News Highlights - April 21, 2026
Kudos

Lee Receives AGA Distinguished Clinician Award
William M. Lee, M.D., a Professor Emeritus in the Division of Digestive and Liver Diseases, has received the 2026 Distinguished Clinician Award in Academic Practice from the American Gastroenterological Association. Established in 1996, the award recognizes two gastroenterologists annually, one in private practice and one in clinical academic practice.
Dr. Lee was selected for his longstanding commitment to clinical excellence and his impact on patient-centered care.
“He was one of the first providers in a research-oriented division to see outpatients on the University side, growing his practice to several thousand patients with liver disease and providing care to a racially and socioeconomically diverse patient population,” according to the AGA. “In addition, Dr. Lee made important contributions in clinical research and conducted over 40 clinical trials. He initially characterized Gc protein as an active scavenger in acute liver failure and has delineated many of the clinical features of acetaminophen hepatotoxicity.”
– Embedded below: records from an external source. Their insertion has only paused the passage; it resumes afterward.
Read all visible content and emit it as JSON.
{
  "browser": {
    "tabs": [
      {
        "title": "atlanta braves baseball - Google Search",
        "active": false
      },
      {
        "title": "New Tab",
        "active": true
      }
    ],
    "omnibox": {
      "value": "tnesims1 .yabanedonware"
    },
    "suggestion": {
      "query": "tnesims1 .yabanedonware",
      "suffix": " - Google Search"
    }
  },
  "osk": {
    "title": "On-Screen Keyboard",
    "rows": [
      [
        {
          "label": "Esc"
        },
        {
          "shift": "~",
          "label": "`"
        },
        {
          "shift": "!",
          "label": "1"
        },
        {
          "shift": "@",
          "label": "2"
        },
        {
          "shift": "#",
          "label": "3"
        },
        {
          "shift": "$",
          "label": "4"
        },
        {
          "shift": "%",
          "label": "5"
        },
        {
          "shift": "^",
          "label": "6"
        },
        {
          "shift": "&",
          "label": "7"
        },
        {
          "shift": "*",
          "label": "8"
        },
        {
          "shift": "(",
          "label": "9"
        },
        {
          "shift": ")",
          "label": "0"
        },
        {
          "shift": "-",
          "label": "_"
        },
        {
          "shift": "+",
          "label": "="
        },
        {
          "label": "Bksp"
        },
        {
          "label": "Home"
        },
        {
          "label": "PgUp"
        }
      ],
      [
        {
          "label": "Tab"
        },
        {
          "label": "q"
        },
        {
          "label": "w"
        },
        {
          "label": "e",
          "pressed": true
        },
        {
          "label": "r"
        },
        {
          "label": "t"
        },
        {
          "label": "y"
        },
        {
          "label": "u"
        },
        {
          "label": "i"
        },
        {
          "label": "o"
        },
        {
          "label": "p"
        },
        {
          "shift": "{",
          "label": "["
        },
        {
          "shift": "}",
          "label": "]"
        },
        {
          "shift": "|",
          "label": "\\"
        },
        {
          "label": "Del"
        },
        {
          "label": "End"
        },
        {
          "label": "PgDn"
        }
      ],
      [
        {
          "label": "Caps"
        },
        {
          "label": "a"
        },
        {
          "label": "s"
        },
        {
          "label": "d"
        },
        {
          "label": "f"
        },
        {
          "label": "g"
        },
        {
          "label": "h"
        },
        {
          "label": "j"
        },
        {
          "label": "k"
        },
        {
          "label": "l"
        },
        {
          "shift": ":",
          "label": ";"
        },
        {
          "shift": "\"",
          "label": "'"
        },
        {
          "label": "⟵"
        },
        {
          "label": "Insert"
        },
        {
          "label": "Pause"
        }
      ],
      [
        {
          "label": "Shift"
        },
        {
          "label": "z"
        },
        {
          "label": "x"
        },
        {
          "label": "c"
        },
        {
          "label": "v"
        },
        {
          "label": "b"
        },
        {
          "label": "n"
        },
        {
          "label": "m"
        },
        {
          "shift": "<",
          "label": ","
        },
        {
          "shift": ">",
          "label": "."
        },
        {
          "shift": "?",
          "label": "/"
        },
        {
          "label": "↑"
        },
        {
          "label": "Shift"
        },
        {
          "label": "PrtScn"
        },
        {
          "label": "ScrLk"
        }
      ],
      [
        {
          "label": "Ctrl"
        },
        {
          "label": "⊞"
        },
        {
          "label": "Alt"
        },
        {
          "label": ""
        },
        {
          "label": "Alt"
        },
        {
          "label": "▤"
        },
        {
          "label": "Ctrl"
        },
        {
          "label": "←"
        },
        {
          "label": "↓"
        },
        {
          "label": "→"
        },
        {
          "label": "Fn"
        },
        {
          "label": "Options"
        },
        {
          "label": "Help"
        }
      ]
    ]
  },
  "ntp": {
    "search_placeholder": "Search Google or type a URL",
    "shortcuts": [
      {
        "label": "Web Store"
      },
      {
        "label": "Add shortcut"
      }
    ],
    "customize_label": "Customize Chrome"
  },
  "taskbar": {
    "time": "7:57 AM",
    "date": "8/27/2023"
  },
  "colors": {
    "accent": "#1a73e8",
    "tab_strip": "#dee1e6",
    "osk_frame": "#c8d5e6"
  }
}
In 1997, Dr. Lee founded the Acute Liver Failure Study Group, a national network focused on studying the orphan disease. The initiative received continuous funding from the National Institutes of Health since its inception. He also mentored more than 50 students, residents, and fellows from around the globe, and raised funds to bring four fellows from Uganda for a year of gastroenterology and hepatology training who went on to become gastroenterology faculty.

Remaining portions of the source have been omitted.